Lawyers for Ghislaine Maxwell are trying to stop her accusers from posting evidence online ahead of her trail, according to a proposed protective order submitted to a judge on Monday.
The British socialite’s legal team wants to prevent prosecutors working for women who claim she recruited them for convicted sex offender Jeffrey Epstein from releasing any information, including “nude, partially nude or otherwise sexualised images, videos or other depictions of individuals”.
Ms Maxwell’s lawyers say her accusers should be subject to the same secrecy rules as prosecutors and defence lawyers before the trial, which is scheduled in Manhattan federal court for July 2021.
The joint protective order is routine in sex abuse cases, but the lawyers said in a letter to a judge that prosecutors have refused to agree that witnesses and their lawyers should be subject to the restrictions.
Ms Maxwell’s lawyers said the release of any evidence could also boost pending civil lawsuits between her and “many of the government’s potential witnesses”.
The socialite’s attorneys said several potential witnesses and their lawyers have already publicly commented on the case.

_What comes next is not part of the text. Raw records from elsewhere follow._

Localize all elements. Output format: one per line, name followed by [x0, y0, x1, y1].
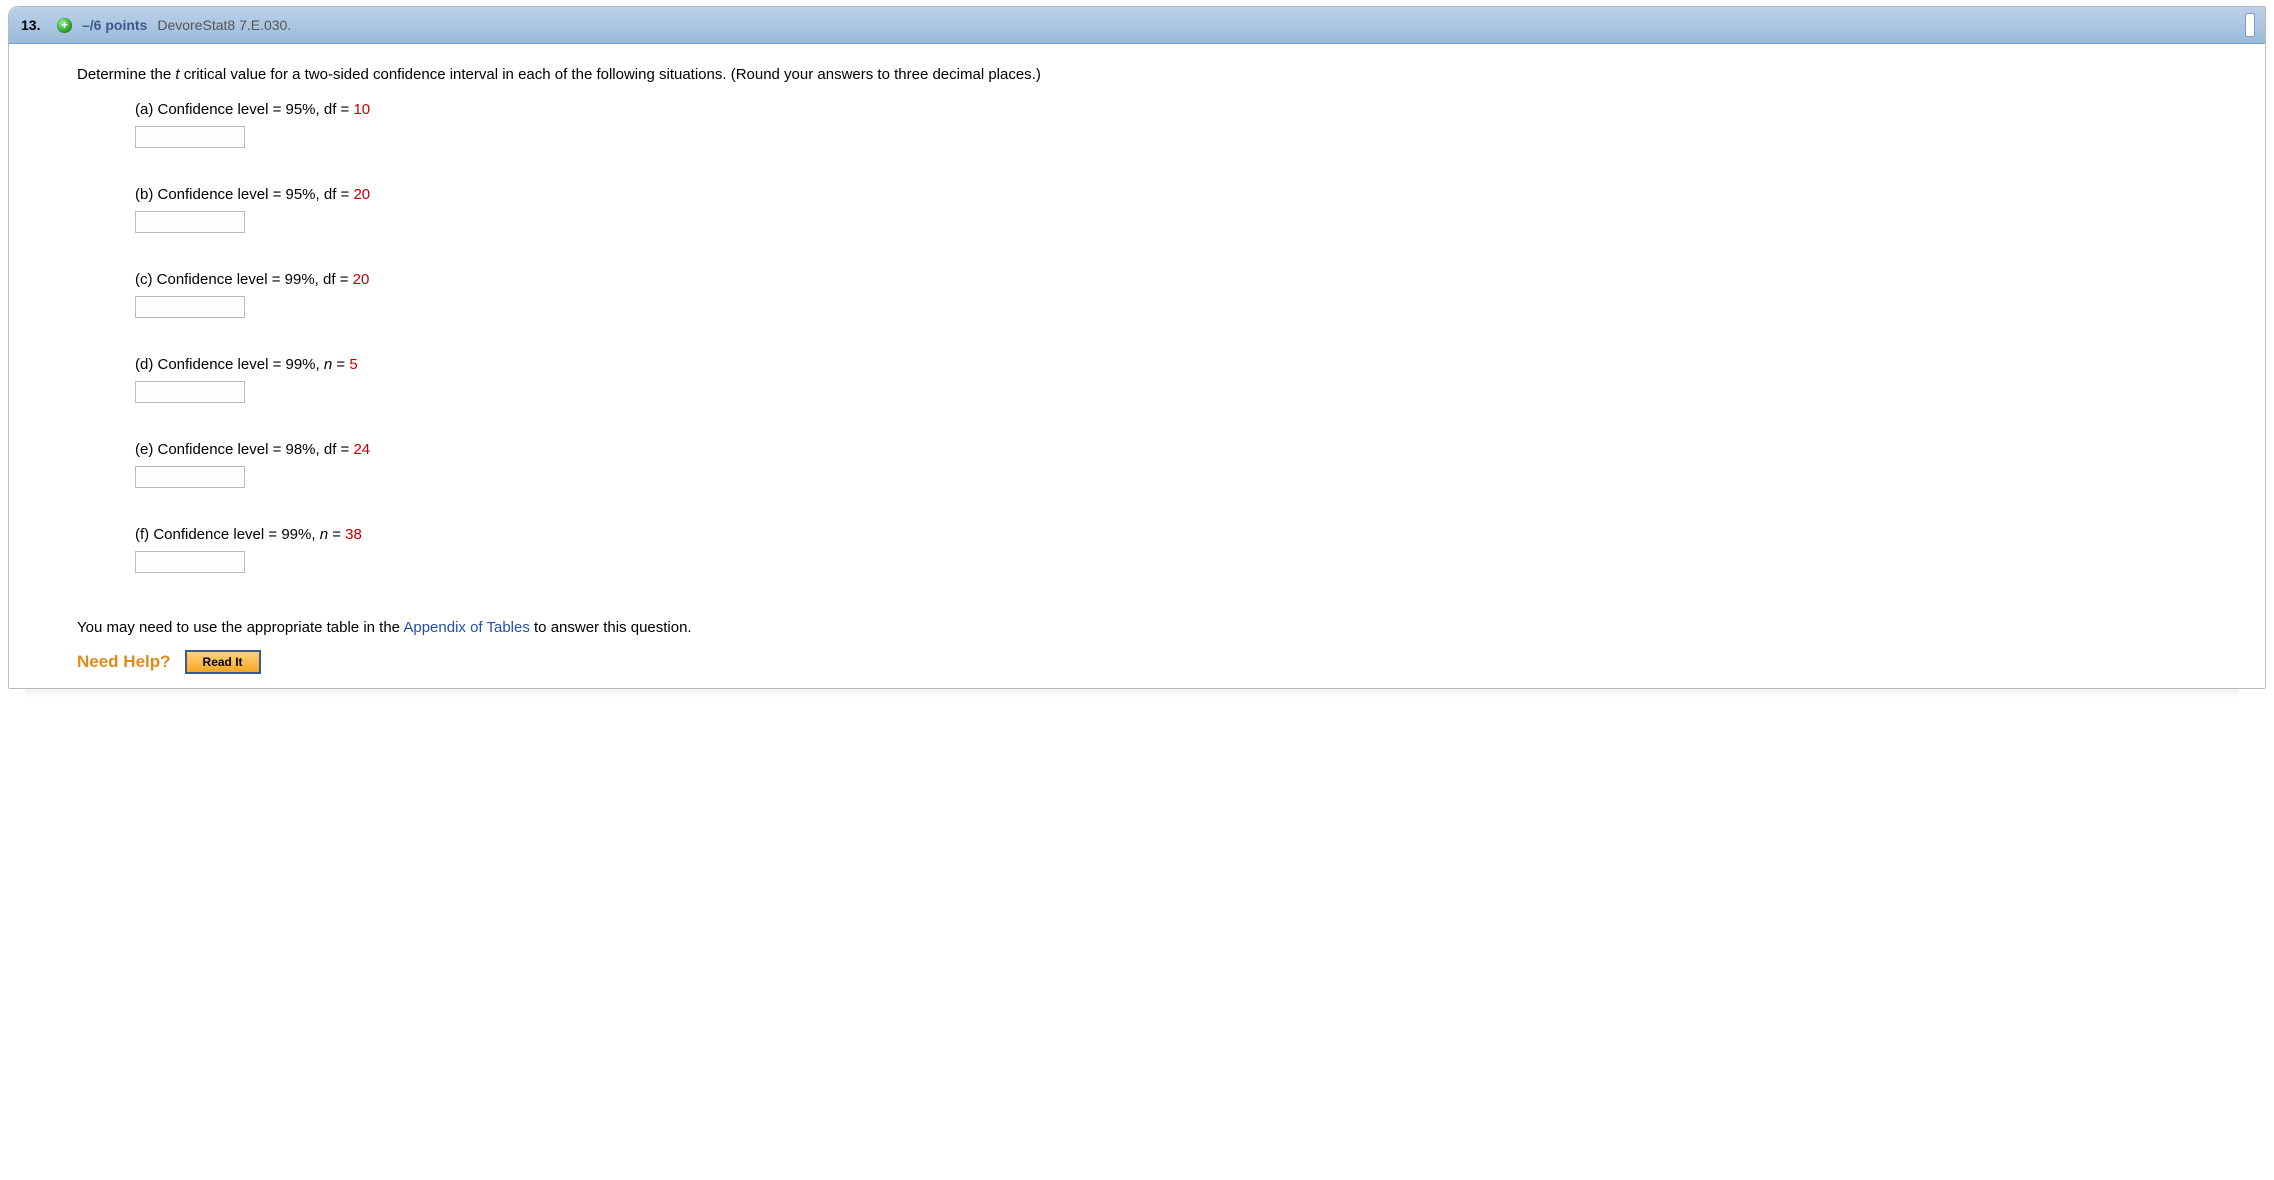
- plus-icon[interactable]: +: [57, 18, 72, 33]
- part-b: (b) Confidence level = 95%, df = 20: [135, 186, 2237, 233]
- part-f: (f) Confidence level = 99%, n = 38: [135, 526, 2237, 573]
- part-c-label: (c) Confidence level = 99%, df = 20: [135, 271, 2237, 288]
- part-f-text-post: =: [332, 526, 345, 543]
- source-label: DevoreStat8 7.E.030.: [157, 17, 291, 33]
- part-a-input[interactable]: [135, 126, 245, 148]
- part-f-text-pre: (f) Confidence level = 99%,: [135, 526, 320, 543]
- part-c-value: 20: [353, 271, 370, 288]
- part-f-label: (f) Confidence level = 99%, n = 38: [135, 526, 2237, 543]
- appendix-post: to answer this question.: [534, 619, 692, 636]
- parts-list: (a) Confidence level = 95%, df = 10 (b) …: [77, 101, 2237, 573]
- points-label: –/6 points: [82, 17, 147, 33]
- part-c-input[interactable]: [135, 296, 245, 318]
- question-box: 13. + –/6 points DevoreStat8 7.E.030. De…: [8, 6, 2266, 689]
- part-c-text: (c) Confidence level = 99%, df =: [135, 271, 353, 288]
- part-b-value: 20: [353, 186, 370, 203]
- part-d-input[interactable]: [135, 381, 245, 403]
- header-right-box[interactable]: [2245, 13, 2255, 37]
- appendix-link[interactable]: Appendix of Tables: [403, 619, 529, 636]
- part-e-input[interactable]: [135, 466, 245, 488]
- prompt-pre: Determine the: [77, 66, 175, 83]
- part-f-value: 38: [345, 526, 362, 543]
- appendix-note: You may need to use the appropriate tabl…: [77, 619, 2237, 636]
- read-it-button[interactable]: Read It: [185, 650, 261, 674]
- t-variable: t: [175, 66, 179, 83]
- bottom-shadow: [26, 689, 2238, 699]
- part-b-label: (b) Confidence level = 95%, df = 20: [135, 186, 2237, 203]
- part-a-value: 10: [353, 101, 370, 118]
- part-d-nvar: n: [324, 356, 332, 373]
- question-header: 13. + –/6 points DevoreStat8 7.E.030.: [9, 7, 2265, 44]
- question-prompt: Determine the t critical value for a two…: [77, 66, 2237, 83]
- part-d-label: (d) Confidence level = 99%, n = 5: [135, 356, 2237, 373]
- prompt-post: critical value for a two-sided confidenc…: [184, 66, 1041, 83]
- part-e-text: (e) Confidence level = 98%, df =: [135, 441, 353, 458]
- part-b-text: (b) Confidence level = 95%, df =: [135, 186, 353, 203]
- help-row: Need Help? Read It: [77, 650, 2237, 674]
- question-number: 13.: [21, 17, 47, 33]
- need-help-label: Need Help?: [77, 652, 171, 672]
- part-c: (c) Confidence level = 99%, df = 20: [135, 271, 2237, 318]
- part-b-input[interactable]: [135, 211, 245, 233]
- part-e: (e) Confidence level = 98%, df = 24: [135, 441, 2237, 488]
- part-e-value: 24: [353, 441, 370, 458]
- part-a-label: (a) Confidence level = 95%, df = 10: [135, 101, 2237, 118]
- part-d-text-pre: (d) Confidence level = 99%,: [135, 356, 324, 373]
- part-d-value: 5: [349, 356, 357, 373]
- part-d: (d) Confidence level = 99%, n = 5: [135, 356, 2237, 403]
- part-a: (a) Confidence level = 95%, df = 10: [135, 101, 2237, 148]
- question-body: Determine the t critical value for a two…: [9, 44, 2265, 688]
- part-f-nvar: n: [320, 526, 328, 543]
- part-e-label: (e) Confidence level = 98%, df = 24: [135, 441, 2237, 458]
- part-f-input[interactable]: [135, 551, 245, 573]
- part-a-text: (a) Confidence level = 95%, df =: [135, 101, 353, 118]
- part-d-text-post: =: [336, 356, 349, 373]
- appendix-pre: You may need to use the appropriate tabl…: [77, 619, 403, 636]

“There is a substantial concern that these individuals will seek to use discovery materials to support their civil cases and future public statements,” the lawyers wrote.
Prosecutors said they will respond on Tuesday.
Ms Maxwell, 58, who has been held without bail since her arrest on 2 July, has pleaded not guilty to charges that she recruited and aided the abuse of three girls by Epstein in the 1990s.